34: Digital Googols
In this episode of "In the Interim…", Dr. Scott Berry examines the concept of “digital twins” in clinical trials. He details how simulation of clinical trials is a direct analog of digital twin methodology, allowing for the in-silico modeling of the physical trial conduct, enrollment, dropouts, and patient outcomes under varied assumptions. Scott discusses model-based patient prediction and highlights scenarios where prediction of counterfactual outcomes can increase efficiency, particularly in rare disease or limited-data settings. He provides a systematic comparison of Unlearn’s PROCOVA neural network approach with traditional covariate adjustment, noting that proprietary models must demonstrate clear improvement over standard methods, which is unlikely. There is great potential in the simulation of many digital twins for a patient as a potential augmentation or substitute for controls.
Key Highlights
● Defines digital twins using NASA history and Wikipedia.

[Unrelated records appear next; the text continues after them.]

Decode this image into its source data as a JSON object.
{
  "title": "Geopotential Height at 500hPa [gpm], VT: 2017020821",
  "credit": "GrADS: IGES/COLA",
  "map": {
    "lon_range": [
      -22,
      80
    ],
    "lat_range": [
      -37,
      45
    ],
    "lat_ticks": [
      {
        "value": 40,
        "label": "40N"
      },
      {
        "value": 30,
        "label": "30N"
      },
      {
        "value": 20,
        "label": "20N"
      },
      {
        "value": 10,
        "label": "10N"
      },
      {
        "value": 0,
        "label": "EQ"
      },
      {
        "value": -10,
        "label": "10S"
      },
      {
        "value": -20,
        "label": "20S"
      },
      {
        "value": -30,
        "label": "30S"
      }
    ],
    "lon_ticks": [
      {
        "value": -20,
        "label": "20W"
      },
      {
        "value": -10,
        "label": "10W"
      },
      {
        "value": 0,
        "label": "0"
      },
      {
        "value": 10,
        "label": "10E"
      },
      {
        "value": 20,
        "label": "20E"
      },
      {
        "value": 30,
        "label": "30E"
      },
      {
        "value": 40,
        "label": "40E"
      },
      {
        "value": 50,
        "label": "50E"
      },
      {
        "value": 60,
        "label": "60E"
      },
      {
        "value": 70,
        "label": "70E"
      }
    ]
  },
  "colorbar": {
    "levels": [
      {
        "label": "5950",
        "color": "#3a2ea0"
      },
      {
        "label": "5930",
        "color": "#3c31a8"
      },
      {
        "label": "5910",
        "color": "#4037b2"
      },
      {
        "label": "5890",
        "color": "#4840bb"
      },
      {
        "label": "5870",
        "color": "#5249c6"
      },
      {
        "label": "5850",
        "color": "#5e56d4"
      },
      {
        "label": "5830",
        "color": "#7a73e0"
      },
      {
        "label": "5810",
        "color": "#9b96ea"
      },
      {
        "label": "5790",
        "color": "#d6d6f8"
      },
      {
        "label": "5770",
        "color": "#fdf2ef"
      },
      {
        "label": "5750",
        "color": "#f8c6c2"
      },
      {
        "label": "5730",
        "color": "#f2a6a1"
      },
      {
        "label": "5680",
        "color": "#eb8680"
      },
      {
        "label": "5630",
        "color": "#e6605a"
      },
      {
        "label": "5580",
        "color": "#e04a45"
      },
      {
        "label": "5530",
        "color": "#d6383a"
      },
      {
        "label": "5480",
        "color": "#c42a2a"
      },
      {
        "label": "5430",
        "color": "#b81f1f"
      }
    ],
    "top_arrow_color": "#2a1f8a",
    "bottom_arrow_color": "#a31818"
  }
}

● Describes clinical trial simulation as a digital twin methodology.
● Examines patient-level model-based prediction and covariate adjustment.
● Compares Unlearn’s PROCOVA with traditional approaches.
● Highlights transparency and reproducibility concerns with proprietary algorithms.
● Asserts that future trial efficiency demands integration of predictive modeling with randomization and large external datasets.